Sur la base du tableau de bord, la Commission invite à présent les États membres, le Parlement européen et toutes les autres parties prenantes à engager un dialogue franc, dans le contexte du semestre européen, sur la question de savoir comment continuer à améliorer les systèmes de justice nationaux dans l’UE. Lors de la réunion du Conseil Justice le 8 mars dernier, les ministres de la justice de l’UE ont déjà tenu un premier débat sur la contribution que des systèmes de justice efficaces pouvaient apporter à la croissance économique. La Commission entend également lancer un débat plus vaste sur le rôle de la justice dans l’UE, en organisant pour commencer, les 21 et 22 novembre prochains, les «Assises de la justice», qui prendront la forme d’une conférence de haut niveau.
En ce qui concerne le temps nécessaire pour résoudre les affaires non-criminelles en première instance, le Luxembourg affichait en 2010 une durée moyenne de 159 jours, et plus précisément de 200 jours pour les litiges civils et commerciaux et de 172 jours pour les affaires administratives. Ce chiffre se situe en-dessous de la moyenne européenne, qui est de l’ordre de 248 jours pour les affaires non-criminelles, mais reste toutefois un peu au-dessus de la médiane qui est de 147 jours. Quand on observe les graphiques publiés par la Commission, le Luxembourg ne se distingue donc pas particulièrement sur la durée de ses procédures en première instance.
En revanche, le Luxembourg affichait un taux d’affaires classées record de 165,3 %, ce qui signifie que le nombre d’affaires classées en matière non pénale dépasse celui des affaires entrantes, et témoigne donc d’une diminution du nombre d’affaires pendantes. Pour les litiges civils et commerciaux, le taux d’affaires classées en première instance était de 138,52 %, un taux record là-encore dans l’UE, et il était de 93 % pour les affaires administratives, une matière pour laquelle une dizaine d’Etats membres affichaient un meilleur score que le Luxembourg. En toute logique, le nombre d’affaires pendantes pour 100 habitants était parmi les plus bas au Luxembourg, par comparaison avec le reste de l’UE.
La Commission s’est aussi intéressée à l’utilisation des nouvelles technologies d’information et de communication pour réduire la longueur des procédures et faciliter l’accès à la justice. Si le Luxembourg dispose, comme la grande majorité des Etats membres, d’un bon système pour l’enregistrement et le suivi des affaires, il apparaît en revanche en queue de peloton pour ce qui est de la communication électronique entre juridictions et parties. Alors que 10 Etats membres offrent la possibilité de régler électroniquement tous les petits litiges, le Luxembourg compte parmi les quatorze pays qui n’offrent pas cette possibilité.

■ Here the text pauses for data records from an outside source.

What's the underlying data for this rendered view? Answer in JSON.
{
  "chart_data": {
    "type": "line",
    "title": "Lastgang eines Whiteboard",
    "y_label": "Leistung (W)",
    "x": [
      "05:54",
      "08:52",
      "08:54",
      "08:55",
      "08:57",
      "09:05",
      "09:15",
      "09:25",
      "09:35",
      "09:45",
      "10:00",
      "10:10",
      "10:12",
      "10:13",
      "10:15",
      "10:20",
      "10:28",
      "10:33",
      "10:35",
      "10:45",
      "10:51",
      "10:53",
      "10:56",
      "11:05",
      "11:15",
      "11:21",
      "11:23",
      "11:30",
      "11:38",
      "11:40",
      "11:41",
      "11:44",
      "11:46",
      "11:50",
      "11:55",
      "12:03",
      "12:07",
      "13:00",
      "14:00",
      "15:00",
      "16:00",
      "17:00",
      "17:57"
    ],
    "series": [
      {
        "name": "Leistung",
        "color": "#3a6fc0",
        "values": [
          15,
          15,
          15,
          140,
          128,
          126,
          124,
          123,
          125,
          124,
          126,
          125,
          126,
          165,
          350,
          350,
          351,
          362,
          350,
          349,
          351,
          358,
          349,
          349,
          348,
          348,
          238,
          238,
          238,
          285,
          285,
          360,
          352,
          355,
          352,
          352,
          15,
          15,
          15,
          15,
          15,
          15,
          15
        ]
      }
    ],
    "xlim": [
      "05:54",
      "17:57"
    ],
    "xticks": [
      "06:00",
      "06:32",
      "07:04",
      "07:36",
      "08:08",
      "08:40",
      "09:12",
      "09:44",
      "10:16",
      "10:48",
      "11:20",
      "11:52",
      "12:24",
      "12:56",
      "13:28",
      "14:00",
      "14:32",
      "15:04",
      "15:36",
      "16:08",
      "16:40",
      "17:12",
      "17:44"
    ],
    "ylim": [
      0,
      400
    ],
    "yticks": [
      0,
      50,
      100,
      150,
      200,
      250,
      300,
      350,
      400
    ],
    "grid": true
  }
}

Le Luxembourg se distingue par les ressources qu’il alloue au fonctionnement de la justice, à savoir 137,7 euros par habitant, alors que le pays qui le suit dans le classement, à savoir l’Allemagne, n’atteint pas 100 euros par habitant.
Avec 36,7 juges pour 100 000 habitants, le Luxembourg se situe dans la moyenne haute, et il est en 4e position, derrière notamment la Slovénie qui fait ici figure d’exception avec 70 juges pour 100 000 habitants.

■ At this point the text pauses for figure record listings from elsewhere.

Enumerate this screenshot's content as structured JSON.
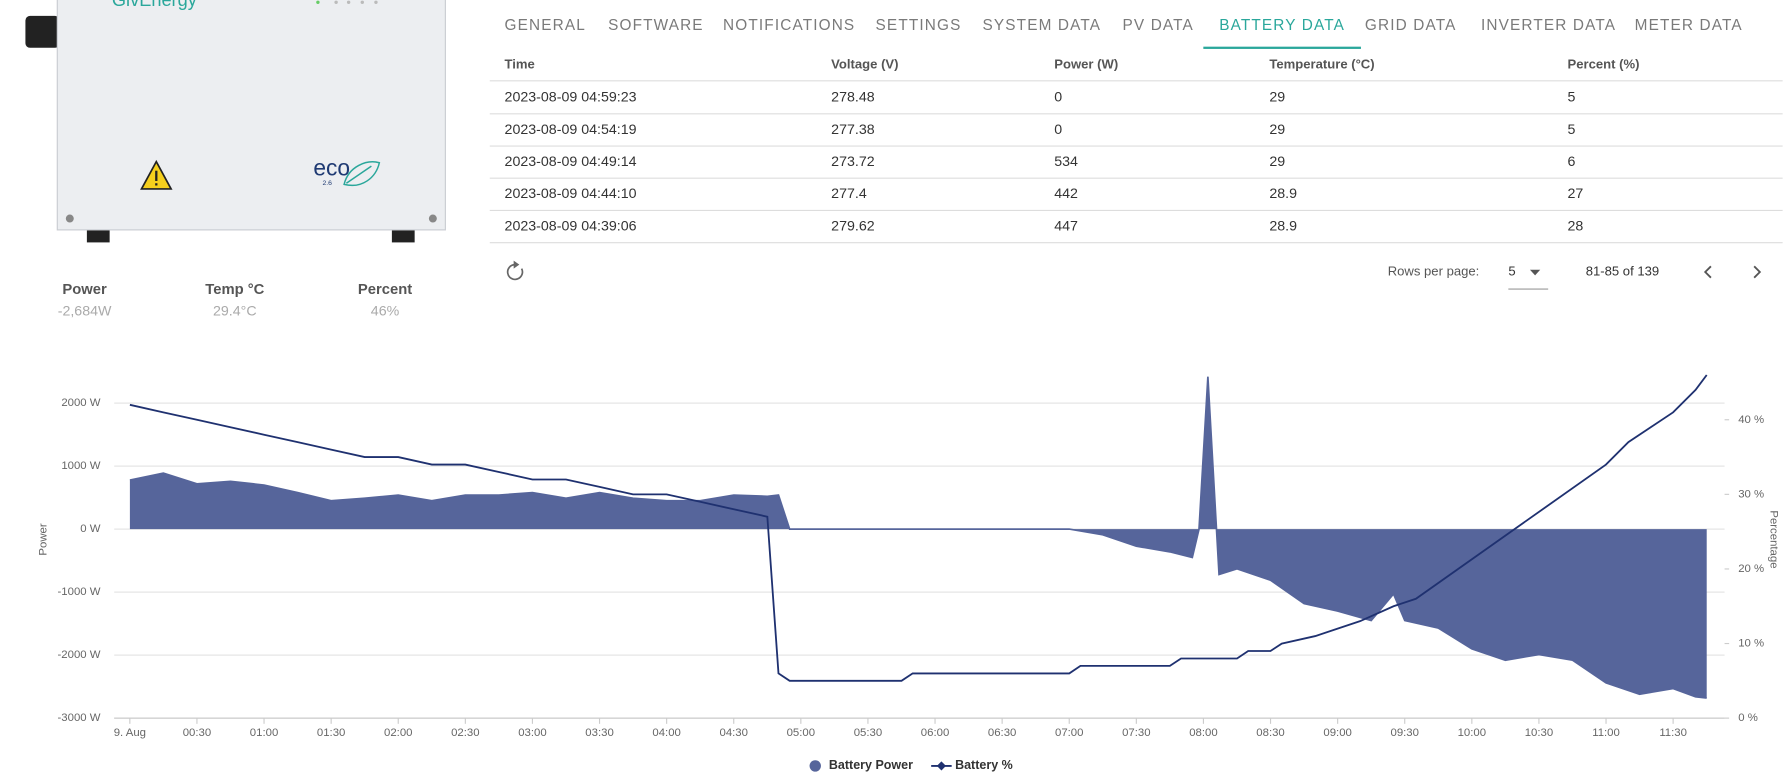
{
  "device": {
    "brand": "GivEnergy",
    "model": "eco",
    "version": "2.6"
  },
  "stats": [
    {
      "label": "Power",
      "value": "-2,684W"
    },
    {
      "label": "Temp °C",
      "value": "29.4°C"
    },
    {
      "label": "Percent",
      "value": "46%"
    }
  ],
  "tabs": [
    "GENERAL",
    "SOFTWARE",
    "NOTIFICATIONS",
    "SETTINGS",
    "SYSTEM DATA",
    "PV DATA",
    "BATTERY DATA",
    "GRID DATA",
    "INVERTER DATA",
    "METER DATA"
  ],
  "active_tab": 6,
  "table": {
    "columns": [
      "Time",
      "Voltage (V)",
      "Power (W)",
      "Temperature (°C)",
      "Percent (%)"
    ],
    "rows": [
      [
        "2023-08-09 04:59:23",
        "278.48",
        "0",
        "29",
        "5"
      ],
      [
        "2023-08-09 04:54:19",
        "277.38",
        "0",
        "29",
        "5"
      ],
      [
        "2023-08-09 04:49:14",
        "273.72",
        "534",
        "29",
        "6"
      ],
      [
        "2023-08-09 04:44:10",
        "277.4",
        "442",
        "28.9",
        "27"
      ],
      [
        "2023-08-09 04:39:06",
        "279.62",
        "447",
        "28.9",
        "28"
      ]
    ]
  },
  "pagination": {
    "rows_per_page_label": "Rows per page:",
    "rows_per_page": "5",
    "range": "81-85 of 139"
  },
  "chart_data": {
    "type": "area",
    "ylabel": "Power",
    "y2label": "Percentage",
    "xlim": [
      -7,
      713
    ],
    "xticks": [
      {
        "value": 0,
        "label": "9. Aug"
      },
      {
        "value": 30,
        "label": "00:30"
      },
      {
        "value": 60,
        "label": "01:00"
      },
      {
        "value": 90,
        "label": "01:30"
      },
      {
        "value": 120,
        "label": "02:00"
      },
      {
        "value": 150,
        "label": "02:30"
      },
      {
        "value": 180,
        "label": "03:00"
      },
      {
        "value": 210,
        "label": "03:30"
      },
      {
        "value": 240,
        "label": "04:00"
      },
      {
        "value": 270,
        "label": "04:30"
      },
      {
        "value": 300,
        "label": "05:00"
      },
      {
        "value": 330,
        "label": "05:30"
      },
      {
        "value": 360,
        "label": "06:00"
      },
      {
        "value": 390,
        "label": "06:30"
      },
      {
        "value": 420,
        "label": "07:00"
      },
      {
        "value": 450,
        "label": "07:30"
      },
      {
        "value": 480,
        "label": "08:00"
      },
      {
        "value": 510,
        "label": "08:30"
      },
      {
        "value": 540,
        "label": "09:00"
      },
      {
        "value": 570,
        "label": "09:30"
      },
      {
        "value": 600,
        "label": "10:00"
      },
      {
        "value": 630,
        "label": "10:30"
      },
      {
        "value": 660,
        "label": "11:00"
      },
      {
        "value": 690,
        "label": "11:30"
      }
    ],
    "ylim": [
      -3000,
      2600
    ],
    "yticks": [
      {
        "value": 2000,
        "label": "2000 W"
      },
      {
        "value": 1000,
        "label": "1000 W"
      },
      {
        "value": 0,
        "label": "0 W"
      },
      {
        "value": -1000,
        "label": "-1000 W"
      },
      {
        "value": -2000,
        "label": "-2000 W"
      },
      {
        "value": -3000,
        "label": "-3000 W"
      }
    ],
    "y2lim": [
      0,
      47.3
    ],
    "y2ticks": [
      {
        "value": 40,
        "label": "40 %"
      },
      {
        "value": 30,
        "label": "30 %"
      },
      {
        "value": 20,
        "label": "20 %"
      },
      {
        "value": 10,
        "label": "10 %"
      },
      {
        "value": 0,
        "label": "0 %"
      }
    ],
    "grid": true,
    "series": [
      {
        "name": "Battery Power",
        "color": "#56659b",
        "kind": "area",
        "x": [
          0,
          15,
          30,
          45,
          60,
          75,
          90,
          105,
          120,
          135,
          150,
          165,
          180,
          195,
          210,
          225,
          240,
          255,
          270,
          285,
          290,
          295,
          420,
          435,
          450,
          465,
          475,
          478,
          482,
          487,
          495,
          510,
          525,
          540,
          555,
          565,
          570,
          585,
          600,
          615,
          630,
          645,
          660,
          675,
          690,
          700,
          705
        ],
        "values": [
          780,
          890,
          720,
          760,
          700,
          580,
          450,
          490,
          540,
          450,
          540,
          540,
          580,
          490,
          580,
          490,
          450,
          450,
          540,
          520,
          540,
          0,
          0,
          -90,
          -270,
          -360,
          -450,
          0,
          2420,
          -720,
          -630,
          -810,
          -1180,
          -1300,
          -1450,
          -1030,
          -1450,
          -1570,
          -1900,
          -2080,
          -1990,
          -2080,
          -2440,
          -2620,
          -2530,
          -2660,
          -2680
        ]
      },
      {
        "name": "Battery %",
        "color": "#1f3170",
        "kind": "line",
        "axis": "y2",
        "x": [
          0,
          15,
          30,
          45,
          60,
          75,
          90,
          105,
          120,
          135,
          150,
          165,
          180,
          195,
          210,
          225,
          240,
          255,
          270,
          285,
          290,
          295,
          345,
          350,
          420,
          425,
          465,
          470,
          495,
          500,
          510,
          515,
          530,
          540,
          550,
          565,
          575,
          660,
          670,
          680,
          690,
          700,
          705
        ],
        "values": [
          42,
          41,
          40,
          39,
          38,
          37,
          36,
          35,
          35,
          34,
          34,
          33,
          32,
          32,
          31,
          30,
          30,
          29,
          28,
          27,
          6,
          5,
          5,
          6,
          6,
          7,
          7,
          8,
          8,
          9,
          9,
          10,
          11,
          12,
          13,
          15,
          16,
          34,
          37,
          39,
          41,
          44,
          46
        ]
      }
    ]
  }
}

Pour ce qui est du nombre d’avocats pour 100 000 habitants, le Luxembourg est en première place, puisqu’ils sont 372, contre, à titre d’exemple, 50 en Suède ou en Lituanie, ce qui s’explique toutefois sans doute essentiellement par l’importance de la place financière et des grands cabinets d’affaires qui l’accompagnent dans son développement. On peut noter que la Grèce affiche une proportion presqu’aussi grande d’avocats, et qu’ils sont 350 pour 100 000 habitants en Italie.